Part 3 – Reviewing Your Songs
Darcy Watkins – July 27, 2024
In parts one and two, we covered the mandate and the work involved to write and use your own songs in worship at your church. Here we will cover evaluation and vetting of your songs. This can be tough but is a necessary step. The worship team is a prominent presence during the church service. If off the rails, there can be a tug-of-war within the church leadership. There could be a tug-of-war theologically. We need to get used to this so we don’t get all defensive when a song doesn’t make the list.
With your own songs, you need to do all the vetting at your church. If you vet it theologically using the same criteria as you would use for published works, you should be ok. In fact, the last thing you need is a double standard, letting in the published works but nit-picking over the songs from within your church. On the other hand, judging the craft quality of the song can be tough.
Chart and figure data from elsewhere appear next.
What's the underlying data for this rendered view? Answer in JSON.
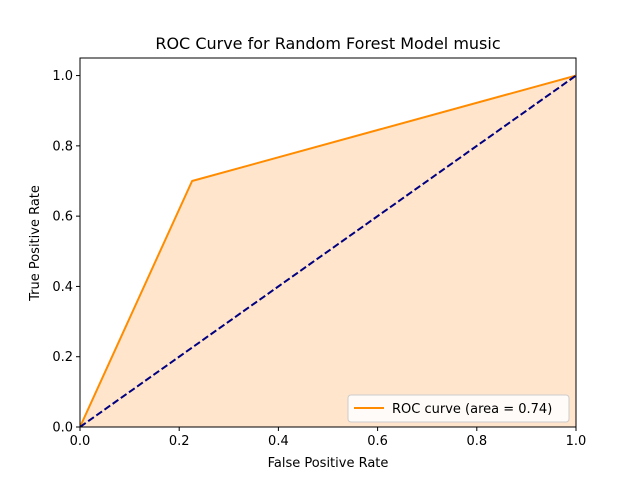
{
  "chart_data": {
    "type": "line",
    "title": "ROC Curve for Random Forest Model music",
    "xlabel": "False Positive Rate",
    "ylabel": "True Positive Rate",
    "xlim": [
      0.0,
      1.0
    ],
    "ylim": [
      0.0,
      1.05
    ],
    "x_ticks": [
      0.0,
      0.2,
      0.4,
      0.6,
      0.8,
      1.0
    ],
    "x_tick_labels": [
      "0.0",
      "0.2",
      "0.4",
      "0.6",
      "0.8",
      "1.0"
    ],
    "y_ticks": [
      0.0,
      0.2,
      0.4,
      0.6,
      0.8,
      1.0
    ],
    "y_tick_labels": [
      "0.0",
      "0.2",
      "0.4",
      "0.6",
      "0.8",
      "1.0"
    ],
    "grid": false,
    "legend_position": "lower-right",
    "series": [
      {
        "name": "ROC curve (area = 0.74)",
        "style": "solid",
        "filled": true,
        "color": "#ff8c00",
        "fill_color": "#ffe5cc",
        "x": [
          0.0,
          0.226,
          1.0
        ],
        "y": [
          0.0,
          0.7,
          1.0
        ]
      },
      {
        "name": "",
        "style": "dashed",
        "filled": false,
        "color": "#000080",
        "x": [
          0.0,
          1.0
        ],
        "y": [
          0.0,
          1.0
        ]
      }
    ]
  }
}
It’s subjective. It could be, no! It WILL be, it WILL be based on preferences and biases. It can be totally unfair to the song writer. The lyrics may be great, but the music sounds hokey. I cannot suggest a fair method, so I recommend you just be honest. Maybe each reviewer writes their comments on paper, and someone prints it out as a composite (anonymized) review, or maybe email it. That way a specific remark isn’t attributed to a certain reviewer. It may be a bit brutal at times. Perhaps instruct the reviewers to also provide constructive remarks. Even give them a quota of constructive comments per criticism. This isn’t a TV talent show. No gongs. No room for a rude “Simon” here.
I sat and heard comments about a song I submitted for review at a song writers’ workshop at a regional conference. The two reviewers loved the music overall and especially liked the hook line. But the lyrics were too perfectly rhymed. Too mechanical (today someone rude would say AI generated). They felt that some of the lyrics weren’t innovative enough in terms of craft. Neither gave any comments on theological accuracy. (Maybe you just don’t do that in a group workshop setting). One of the reviewers imagined that with a bit of work, it could be arranged with a big choir. He was a recording artist, worship leader and a song writer. The other reviewer with the harder comments was from a large worship record label in Nashville. Hard comments but hey! I got my song in front of a panel of experts!
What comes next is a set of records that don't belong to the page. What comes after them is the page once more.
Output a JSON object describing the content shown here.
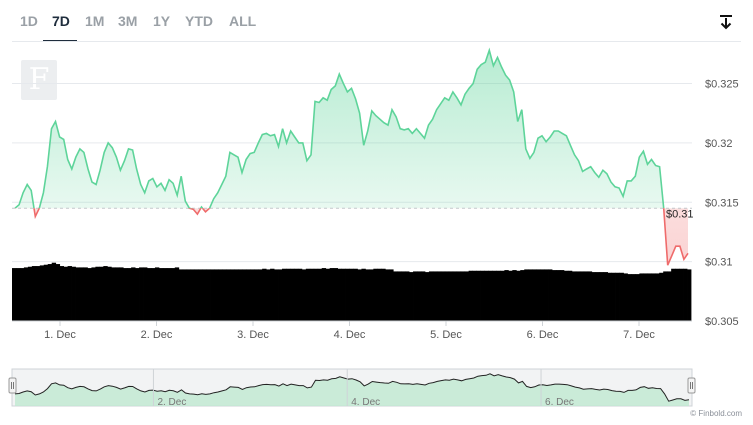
{
  "tabs": [
    "1D",
    "7D",
    "1M",
    "3M",
    "1Y",
    "YTD",
    "ALL"
  ],
  "active_tab": "7D",
  "logo_letter": "F",
  "credit": "© Finbold.com",
  "current_price_label": "$0.31",
  "colors": {
    "up": "#5ed49a",
    "down": "#ef6b6b",
    "volume": "#000000",
    "grid": "#e6e9ed",
    "text": "#555555"
  },
  "icons": {
    "download": "download-icon"
  },
  "chart_data": {
    "type": "area",
    "title": "",
    "xlabel": "",
    "ylabel": "",
    "x_ticks": [
      "1. Dec",
      "2. Dec",
      "3. Dec",
      "4. Dec",
      "5. Dec",
      "6. Dec",
      "7. Dec"
    ],
    "y_ticks": [
      "$0.305",
      "$0.31",
      "$0.315",
      "$0.32",
      "$0.325"
    ],
    "ylim": [
      0.305,
      0.3285
    ],
    "baseline": 0.3145,
    "current_value": 0.31,
    "grid": true,
    "price": [
      0.3145,
      0.3148,
      0.3158,
      0.3165,
      0.316,
      0.3138,
      0.3145,
      0.3158,
      0.318,
      0.3212,
      0.3218,
      0.3205,
      0.3203,
      0.3186,
      0.3178,
      0.3188,
      0.3195,
      0.3192,
      0.3178,
      0.3167,
      0.3165,
      0.3177,
      0.3192,
      0.32,
      0.3196,
      0.3188,
      0.3177,
      0.3185,
      0.3195,
      0.3194,
      0.3178,
      0.3165,
      0.3158,
      0.3168,
      0.317,
      0.3163,
      0.3166,
      0.316,
      0.3169,
      0.3166,
      0.3156,
      0.3172,
      0.3151,
      0.3145,
      0.3144,
      0.314,
      0.3146,
      0.3142,
      0.3145,
      0.3153,
      0.3158,
      0.3165,
      0.3172,
      0.3192,
      0.319,
      0.3188,
      0.3175,
      0.3186,
      0.3191,
      0.3192,
      0.32,
      0.3207,
      0.3208,
      0.3206,
      0.3207,
      0.3197,
      0.3212,
      0.32,
      0.321,
      0.3205,
      0.32,
      0.32,
      0.3185,
      0.319,
      0.3235,
      0.3234,
      0.3238,
      0.3236,
      0.3245,
      0.3248,
      0.3258,
      0.325,
      0.3243,
      0.3246,
      0.3237,
      0.3225,
      0.3198,
      0.321,
      0.3227,
      0.3223,
      0.322,
      0.3217,
      0.3215,
      0.3228,
      0.3222,
      0.3212,
      0.3211,
      0.3212,
      0.3208,
      0.3212,
      0.3208,
      0.3204,
      0.3215,
      0.322,
      0.3228,
      0.3233,
      0.3238,
      0.3236,
      0.3243,
      0.3238,
      0.3232,
      0.3241,
      0.3246,
      0.325,
      0.3262,
      0.3266,
      0.3268,
      0.3278,
      0.3265,
      0.3272,
      0.3264,
      0.3257,
      0.3253,
      0.3243,
      0.3218,
      0.3228,
      0.3195,
      0.3187,
      0.3192,
      0.3204,
      0.3206,
      0.3201,
      0.3205,
      0.321,
      0.321,
      0.3208,
      0.3206,
      0.3198,
      0.319,
      0.3185,
      0.3176,
      0.3178,
      0.318,
      0.3175,
      0.3171,
      0.3177,
      0.3174,
      0.3167,
      0.3163,
      0.3162,
      0.3155,
      0.3168,
      0.3168,
      0.3172,
      0.3188,
      0.3193,
      0.3182,
      0.3186,
      0.3181,
      0.318,
      0.3145,
      0.3097,
      0.3105,
      0.3113,
      0.3113,
      0.3102,
      0.3107
    ],
    "volume_pct": [
      0.79,
      0.79,
      0.79,
      0.8,
      0.81,
      0.82,
      0.82,
      0.83,
      0.84,
      0.85,
      0.87,
      0.85,
      0.82,
      0.81,
      0.82,
      0.81,
      0.8,
      0.8,
      0.8,
      0.79,
      0.8,
      0.81,
      0.81,
      0.82,
      0.81,
      0.8,
      0.8,
      0.8,
      0.79,
      0.79,
      0.8,
      0.79,
      0.8,
      0.8,
      0.79,
      0.79,
      0.8,
      0.79,
      0.79,
      0.79,
      0.79,
      0.8,
      0.77,
      0.77,
      0.77,
      0.77,
      0.77,
      0.77,
      0.77,
      0.77,
      0.77,
      0.77,
      0.77,
      0.77,
      0.77,
      0.77,
      0.77,
      0.77,
      0.77,
      0.77,
      0.77,
      0.77,
      0.77,
      0.78,
      0.77,
      0.78,
      0.77,
      0.77,
      0.78,
      0.78,
      0.78,
      0.78,
      0.78,
      0.77,
      0.78,
      0.78,
      0.78,
      0.78,
      0.79,
      0.78,
      0.79,
      0.79,
      0.78,
      0.78,
      0.78,
      0.78,
      0.78,
      0.77,
      0.78,
      0.77,
      0.77,
      0.78,
      0.78,
      0.78,
      0.77,
      0.77,
      0.74,
      0.74,
      0.74,
      0.74,
      0.73,
      0.74,
      0.74,
      0.74,
      0.73,
      0.74,
      0.74,
      0.74,
      0.74,
      0.74,
      0.74,
      0.74,
      0.74,
      0.74,
      0.74,
      0.75,
      0.75,
      0.75,
      0.75,
      0.75,
      0.75,
      0.75,
      0.75,
      0.75,
      0.76,
      0.75,
      0.76,
      0.75,
      0.76,
      0.77,
      0.77,
      0.77,
      0.77,
      0.77,
      0.77,
      0.77,
      0.76,
      0.76,
      0.76,
      0.75,
      0.75,
      0.74,
      0.74,
      0.74,
      0.74,
      0.74,
      0.73,
      0.73,
      0.73,
      0.73,
      0.72,
      0.72,
      0.72,
      0.72,
      0.71,
      0.7,
      0.7,
      0.7,
      0.71,
      0.71,
      0.71,
      0.71,
      0.71,
      0.72,
      0.74,
      0.74,
      0.78,
      0.78,
      0.78,
      0.78,
      0.77
    ],
    "navigator_ticks": [
      "2. Dec",
      "4. Dec",
      "6. Dec"
    ]
  }
}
Afterwards, I talked about this with someone involved with worship music copyrights. I told him about my experience. He asked me if I disagreed with the assessment. “No, I think they were right!” I conceded in agreement, “But it doesn’t mean I have to like how it made me feel!” He commended me for accepting the criticism despite my feelings about it. So, I took the review as a challenge to continue and grow. I still write songs. And some of them make it into worship sets. Sometimes when writing a song seems too mechanical, I just set it aside for a while (sometimes more than just a while). I’m not a pro, so I don’t have to write to a deadline. Sometimes I come back to it. Other times, a whole different song practically comes at once, like a spark igniting something powerful.
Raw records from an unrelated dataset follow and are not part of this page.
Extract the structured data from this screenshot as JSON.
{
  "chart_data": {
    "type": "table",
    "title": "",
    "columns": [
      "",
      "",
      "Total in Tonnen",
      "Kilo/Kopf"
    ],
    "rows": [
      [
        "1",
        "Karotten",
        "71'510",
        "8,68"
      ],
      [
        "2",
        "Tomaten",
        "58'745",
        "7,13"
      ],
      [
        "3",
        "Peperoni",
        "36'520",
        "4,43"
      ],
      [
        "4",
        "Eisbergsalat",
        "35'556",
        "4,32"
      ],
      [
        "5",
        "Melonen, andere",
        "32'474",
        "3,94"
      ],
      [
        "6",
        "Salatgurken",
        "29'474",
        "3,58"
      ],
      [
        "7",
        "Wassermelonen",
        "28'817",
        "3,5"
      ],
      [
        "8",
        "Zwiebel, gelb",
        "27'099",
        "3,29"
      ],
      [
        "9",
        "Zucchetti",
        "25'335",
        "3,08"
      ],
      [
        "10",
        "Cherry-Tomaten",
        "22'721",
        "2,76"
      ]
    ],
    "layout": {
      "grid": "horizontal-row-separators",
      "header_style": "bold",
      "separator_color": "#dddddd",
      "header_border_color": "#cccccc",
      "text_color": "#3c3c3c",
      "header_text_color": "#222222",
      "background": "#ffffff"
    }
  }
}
If you write songs and are a worship leader, don’t be afraid to get feedback from your leaders, even your pastor. I’ve done this and I consider myself to be theologically sound. I have been accused of bad grammar, but never heresy, in my lyrics. I think the worse that came out of pastoral review was a minor theological nudge to be more in centre of the theology of the denomination I was with at the time. He didn’t say what to write, just the theological nudge he wanted. The song wasn’t any worse after I revised it, probably a bit better, certainly for use in worship at that church. Is that ever a bad thing?
If you aren’t a worship leader, then perhaps get your worship leader to check out your songs. That worship leader will know quickly whether a song fits their style, and if so, may even go to bat for you getting the song developed. They can short list what goes up for further review (to the pastors). And if that worship leader really likes the song, they just may want to be the one who introduces it to the church in worship. In fact, you could trigger a healthy rivalry among worship leaders at your church to sponsor development of new songs of the Lord.
I believe that it is worthwhile to pursue song writing and to encourage this in your church. God may provide you with some who are really good at the craft. Or you may benefit more from collaborative works. If you pursue this, God will bless you with new songs, songs of praise to the Lord. It won’t always be easy, but it will be a blessing. So going back to the original question in the title, “Should we use our own songs in worship? Just like for God’s promises, I believe the answer is “yes and amen!”